I do have a service manual but it is not even clear which caps are C110 on the PCB. I will give it some more effort though.
dottor.walkman - 2012-01-03 09:25
Do not waste time searching for the single component (C110, etc.). Connect a probe to the oscilloscope, and helping with the diagrams on the service manual, follow the signal from the head to the exit line. Always do a comparison with the other channel. At some point you will find the defective component.
retrodos - 2012-01-03 10:01
Use the oscilloscope trace out P/B head to the pre-amp, 90% sure it going to be those tantalums I've fixed 12 of these that had that same problem, you get severe distortion after 30 mins or so, usually on one channel or humming. In rare cases it sometime is the IC for the amp section that goes bad, but yet to see that, it's always been those tantalums, Sony made a bad batch of theses and have these known issues.
dottor.walkman - 2012-01-03 10:18
Honestly I do not ever a bad tantalum on a D6C, however, anything can be.
genejazz - 2012-01-03 10:40
Okay, wish me luck. This will be a challeging project. I will need to study a bit on how to use the oscilloscope to trace signal on the PCB. The tantalums are the blue caps, right?
dottor.walkman - 2012-01-03 10:51
exact
retrodos - 2012-01-03 11:25
Okay, wish me luck. This will be a challeging project. I will need to study a bit on how to use the oscilloscope to trace signal on the PCB. The tantalums are the blue caps, right?
They are blue in color, also check the muting transistors to. Q304 or Q303. Q304's no. is 2SC2458. This transistor switches Q303 which is labelled Q803: 2SB810. Q303 drives the 386 headphone and Dolby amps. Like "dottor walkman" said, it could be your problem, you do need to scope the paths to narrow it down to the circuit. But those tantalums are known issues with this model.
genejazz - 2012-01-03 12:11
I had another WM-D6C some years ago that out of the blue started having distortion in both channels. This one did not need any warm up and was a consitent problem. The tech that restores all my Nakamichi decks (ESL) took a look and told me the problem was the muting transistors. But these were now long un-obtanium.
dottor.walkman - 2012-01-03 13:34
I agree, corresponds with most of my experiences with this type of problem.
genejazz - 2012-01-03 13:53
So if it is the muting transistor, I guess I am out of luck as ESL told me that I should "retire" the unit as they had no more of these transistors and didn't know where to get them.
Easier just getting another working unit on the market...
dottor.walkman - 2012-01-03 14:08
If by your investigation should be transistor faulty, you can use an equivalent. You may also choose a sample with characteristics superior to the original.
genejazz - 2012-01-03 14:55
Okay, with this information, I will try to see if I can isolate where the problem is coming from.

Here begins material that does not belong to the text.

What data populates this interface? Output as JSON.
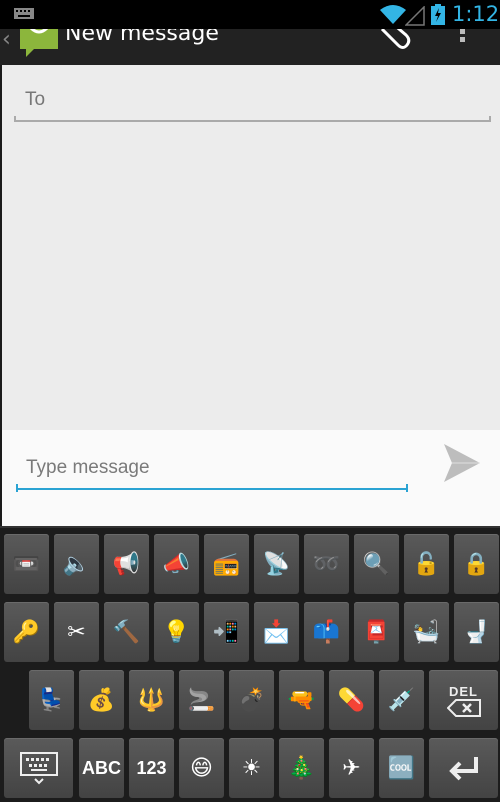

I need some oscilloscope lessons on how to trace audio signal from PB head towards the output.
dottor.walkman - 2012-01-03 15:34
Act only when you're sure to have acquired some experience and skill. Since the examination is carried out with the D6C in play, be very careful to avoid short circuits. The tracks and pads are very small and close.
Congratulations and good work.
genejazz - 2012-01-03 20:53
Thanks for your help. Indeed, the circuit is extremely tight. I'll see if the magnifying light on my bench is of any use.